Data are always “choppy” when the economy is around a turning point, but before the middle of 2010, the U.S. economy should see growth in payroll jobs, he said. “We’ve been losing jobs at a declining rate,” Kroszner said.
Other good news is that productivity levels are at all-time highs, Kroszner said. “The strength of the productivity numbers is quite astonishing,” he said. “Some commentators argue the shock has fundamentally reduced productivity in the economy, but that’s really not the case. As a result, we will be able to step back relatively strongly.”

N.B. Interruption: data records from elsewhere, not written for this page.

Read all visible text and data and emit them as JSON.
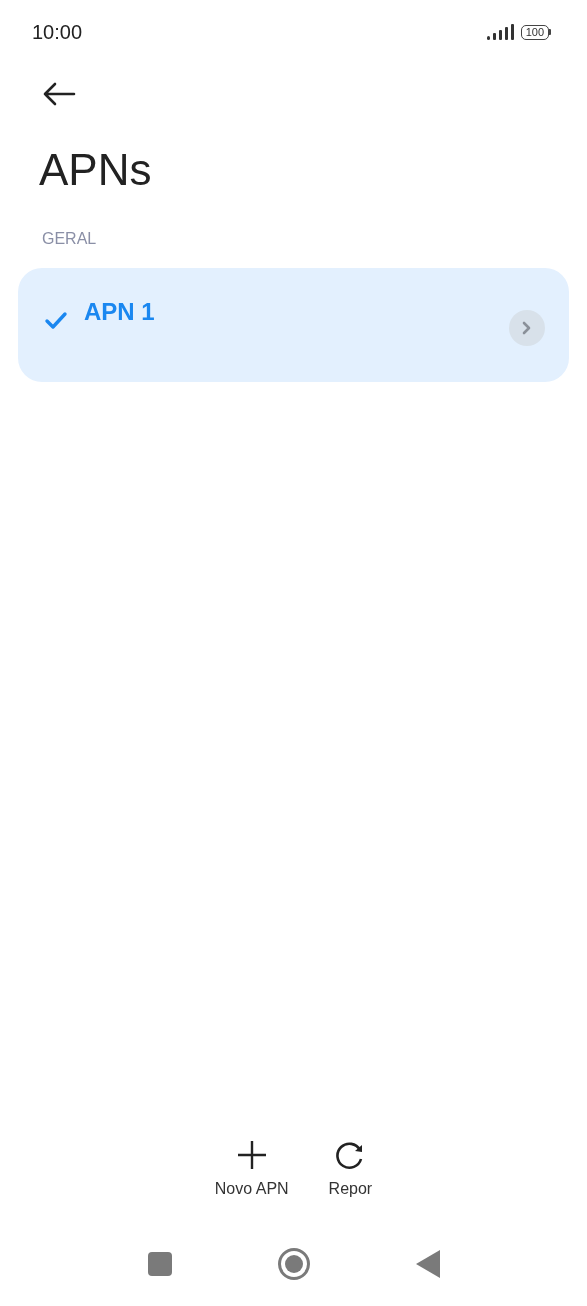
{
  "status_bar": {
    "time": "10:00",
    "battery": "100"
  },
  "title": "APNs",
  "section": {
    "header": "GERAL",
    "items": [
      {
        "name": "APN 1",
        "selected": true
      }
    ]
  },
  "actions": [
    {
      "kind": "add",
      "label": "Novo APN"
    },
    {
      "kind": "reset",
      "label": "Repor"
    }
  ]
}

Both Kroszner and Erik Hurst, V. Duane Rath Professor of Economics and Neubauer Family Faculty Fellow, warned of the potential dangers of stripping the Federal Reserve of its “invaluable” independence. A proposal to allow the General Accountability Office to expand its authority to cover Fed monetary policy would essentially create opportunity for investigation and undue pressure from Congress, Kroszner said.

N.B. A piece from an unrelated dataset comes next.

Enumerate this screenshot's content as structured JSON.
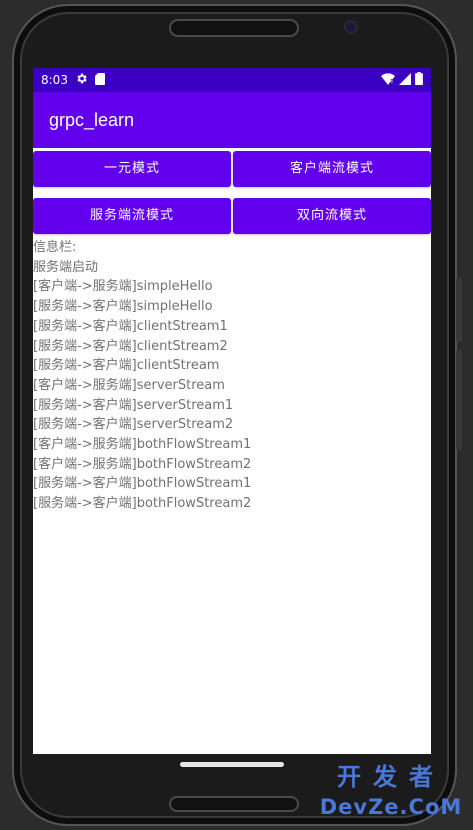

The Fed’s independence is important to macroeconomic stability because research shows that policy makers, such as Congress and the president, tend to think in more short-sighted terms about the economic policies they prefer, Hurst said. Increasing demand by keeping interest rates low and spurring investment puts much more pressure on prices and tends to result in inflation, he said. “Inflation rates are very hard to get rid of for us as policy makers,” Hurst said. “With weak central banks that are at the whim of the legislature or the president, you tend to get higher inflation rates.”
Hurst was happy to report that his “take it to the bank” prediction at last year’s Business Forecast that housing prices would fall about 10 to 12 percent in 2009 was on target. “Nominal housing prices have reached their bottom, but real housing prices will continue to erode for the next three or four years or so,” he said.

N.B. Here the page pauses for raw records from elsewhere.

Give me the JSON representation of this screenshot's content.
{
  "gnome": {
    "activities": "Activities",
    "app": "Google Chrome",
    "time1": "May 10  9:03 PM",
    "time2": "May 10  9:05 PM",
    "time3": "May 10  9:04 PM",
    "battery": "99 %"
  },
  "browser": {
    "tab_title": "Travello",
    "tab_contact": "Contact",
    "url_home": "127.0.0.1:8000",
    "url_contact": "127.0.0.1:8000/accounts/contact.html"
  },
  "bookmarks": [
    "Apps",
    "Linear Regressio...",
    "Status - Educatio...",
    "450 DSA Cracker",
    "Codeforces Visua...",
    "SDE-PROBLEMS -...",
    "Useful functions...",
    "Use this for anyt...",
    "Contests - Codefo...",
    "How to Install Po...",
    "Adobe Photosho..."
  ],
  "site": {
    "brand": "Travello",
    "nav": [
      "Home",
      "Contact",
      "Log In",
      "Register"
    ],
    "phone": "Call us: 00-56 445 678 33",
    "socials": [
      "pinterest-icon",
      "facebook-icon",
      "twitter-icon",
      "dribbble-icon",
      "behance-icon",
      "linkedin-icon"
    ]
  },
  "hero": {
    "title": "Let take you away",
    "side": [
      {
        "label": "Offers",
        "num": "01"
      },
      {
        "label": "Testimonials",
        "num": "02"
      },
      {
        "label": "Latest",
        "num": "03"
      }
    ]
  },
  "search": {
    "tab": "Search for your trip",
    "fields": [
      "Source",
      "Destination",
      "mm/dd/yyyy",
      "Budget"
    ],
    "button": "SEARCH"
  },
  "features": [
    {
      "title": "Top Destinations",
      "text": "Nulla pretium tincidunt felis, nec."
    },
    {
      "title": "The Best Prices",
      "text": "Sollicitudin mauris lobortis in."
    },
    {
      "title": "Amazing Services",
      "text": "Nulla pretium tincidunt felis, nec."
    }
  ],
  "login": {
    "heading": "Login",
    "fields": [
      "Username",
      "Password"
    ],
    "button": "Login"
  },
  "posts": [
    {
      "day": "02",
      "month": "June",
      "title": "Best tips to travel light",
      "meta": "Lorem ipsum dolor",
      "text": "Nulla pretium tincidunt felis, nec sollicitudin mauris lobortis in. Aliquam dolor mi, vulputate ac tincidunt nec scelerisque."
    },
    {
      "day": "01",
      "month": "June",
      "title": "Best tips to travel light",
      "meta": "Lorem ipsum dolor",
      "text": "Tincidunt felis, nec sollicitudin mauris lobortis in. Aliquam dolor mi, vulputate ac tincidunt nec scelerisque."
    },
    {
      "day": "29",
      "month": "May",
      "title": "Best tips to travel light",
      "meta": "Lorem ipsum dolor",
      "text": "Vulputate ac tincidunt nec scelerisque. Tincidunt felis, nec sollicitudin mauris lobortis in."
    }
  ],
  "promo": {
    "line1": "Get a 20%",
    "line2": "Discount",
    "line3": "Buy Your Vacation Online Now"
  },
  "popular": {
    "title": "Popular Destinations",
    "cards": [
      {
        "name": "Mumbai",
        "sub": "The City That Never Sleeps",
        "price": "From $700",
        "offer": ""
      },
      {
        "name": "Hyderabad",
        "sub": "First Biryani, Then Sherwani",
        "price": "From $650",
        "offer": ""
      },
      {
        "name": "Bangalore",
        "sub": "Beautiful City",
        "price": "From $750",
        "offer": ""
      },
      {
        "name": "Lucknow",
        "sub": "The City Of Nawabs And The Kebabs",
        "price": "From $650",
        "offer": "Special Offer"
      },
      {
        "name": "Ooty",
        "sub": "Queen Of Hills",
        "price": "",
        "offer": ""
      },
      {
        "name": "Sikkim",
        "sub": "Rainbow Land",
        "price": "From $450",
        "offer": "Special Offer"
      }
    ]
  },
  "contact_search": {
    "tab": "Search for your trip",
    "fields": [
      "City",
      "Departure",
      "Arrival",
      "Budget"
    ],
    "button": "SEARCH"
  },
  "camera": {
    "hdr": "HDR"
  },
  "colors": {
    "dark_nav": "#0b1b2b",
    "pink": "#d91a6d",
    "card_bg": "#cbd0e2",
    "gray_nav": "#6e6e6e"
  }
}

Hurst agreed with Kroszner’s prediction that the economy will grow in 2010, but emphasized that recovery will occur very slowly, in large part due to the “chicken and the egg” story of economic uncertainty and activity. “Uncertainty over policy, economic activity, and the loan portfolios of banks are all sitting around in the background,” he said. “How do you get consumers and businesses to spend in a world where there is increased uncertainty and they want a forecast? The answer is, when the economy starts to get better.”
As recession and recovery drag on, the humiliation, anger, and mistrust that powered politics in 2009 will be heightened in intensity across the world, including the United States, said Marvin Zonis, professor emeritus of business administration. U6, the broadest measure of unemployment in the country, has reached a post-Depression high of 17.5 percent, Zonis said. To make things worse, the homes of 332,000 Americans were foreclosed in October 2009 alone, and 7 million more foreclosures are projected, he said.
President Obama’s approval ratings have fallen almost in perfect correlation with the state of the economy and rising unemployment, Zonis said. As unemployment continues, Republicans will “smell blood” and win a substantial number of House and Senate seats in 2010, but probably not enough to overcome Democratic majorities, he said. “To slake rising popular anger, Democrats will adopt populist measures such as serious anti-market financial regulation and a second stimulus bill that will be called a ‘jobs promotion’ bill,” Zonis said.
In political economy in general, 2010 will be marked by “wicked problems,” he said. “Wicked problems are characterized by two phenomena,” Zonis said. “Number one, they are really complicated, intractable, and may be impossible to solve. Two, the very effort to solve such a wicked problem may in the end create new wicked problems. That’s what we’re looking forward to in 2010.”
Despite failing entirely in his “death watch” for 2009, Zonis boldly predicted the U.S. will finally track down Osama Bin Laden and Ayman al-Zawahiri in 2010. “Pakistani intelligence knows where these people are, and the U.S. will put a full-court press on them in order to locate them and have them killed,” he said.